ABD Başkan adayları Donald Trump ve Kamala Harris seçim kampanyalarında dış politika ve güvenlik yaklaşımlarının nasıl olacağı ile ilgili bazı ipuçları veriyorlar. Zaten Donald Trump bir önceki başkanlığı esnasında Kamala Harris de ABD Başkanı Joe Biden'ın yardımcılığı esnasında dış politika yaklaşımlarının aşağı yukarı neler olabileceğini göstermişti.

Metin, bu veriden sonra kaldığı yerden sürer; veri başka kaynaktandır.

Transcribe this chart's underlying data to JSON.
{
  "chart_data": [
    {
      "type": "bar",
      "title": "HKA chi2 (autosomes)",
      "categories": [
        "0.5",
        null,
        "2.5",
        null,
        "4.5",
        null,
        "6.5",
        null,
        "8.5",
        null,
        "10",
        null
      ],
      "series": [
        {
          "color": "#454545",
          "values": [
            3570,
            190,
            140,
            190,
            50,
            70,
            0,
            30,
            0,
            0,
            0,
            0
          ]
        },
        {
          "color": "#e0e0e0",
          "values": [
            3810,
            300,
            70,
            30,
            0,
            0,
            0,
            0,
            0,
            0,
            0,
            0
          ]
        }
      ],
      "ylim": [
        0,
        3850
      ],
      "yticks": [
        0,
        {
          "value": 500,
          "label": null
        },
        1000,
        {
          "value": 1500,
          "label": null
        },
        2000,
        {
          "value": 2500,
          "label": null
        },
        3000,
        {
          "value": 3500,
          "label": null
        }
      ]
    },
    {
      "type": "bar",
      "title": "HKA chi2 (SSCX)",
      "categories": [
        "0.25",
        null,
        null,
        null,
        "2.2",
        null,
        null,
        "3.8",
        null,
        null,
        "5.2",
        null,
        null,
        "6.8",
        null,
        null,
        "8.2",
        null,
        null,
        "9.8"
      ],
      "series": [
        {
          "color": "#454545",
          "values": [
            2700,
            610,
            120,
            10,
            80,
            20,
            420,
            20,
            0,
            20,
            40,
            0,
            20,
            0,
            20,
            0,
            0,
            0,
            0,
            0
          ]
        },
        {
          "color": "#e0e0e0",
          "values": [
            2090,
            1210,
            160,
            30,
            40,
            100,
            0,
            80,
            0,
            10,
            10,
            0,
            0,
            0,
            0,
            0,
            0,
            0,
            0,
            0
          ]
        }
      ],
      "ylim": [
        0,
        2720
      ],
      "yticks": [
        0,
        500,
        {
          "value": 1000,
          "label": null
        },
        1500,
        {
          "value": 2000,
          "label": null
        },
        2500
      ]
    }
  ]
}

Ancak dünyadaki çatışmaların ve savaşların sayısı, şiddeti ve etkisi arttıkça bugünün zorlukları ile mücadelede ABD'nin Amerikan Devrimi'nden bu yana dış politikasını şekillendiren dört güçlü siyasi gelenek tekrar dillendirilmeye başlandı. Walter Russel Mead tarafından kaleme alınan Amerika'nın kurucu babalarının ve üç başkanının adını taşıyan bu dört düşünce okulu Jacksoncu (Jacksonian), Jeffersoncu (Jefforsonian), Hamiltoncı (Hamiltonian) ve Wilsoncu (Wilsonian) Amerikan dış politikaları konuşulur oldu.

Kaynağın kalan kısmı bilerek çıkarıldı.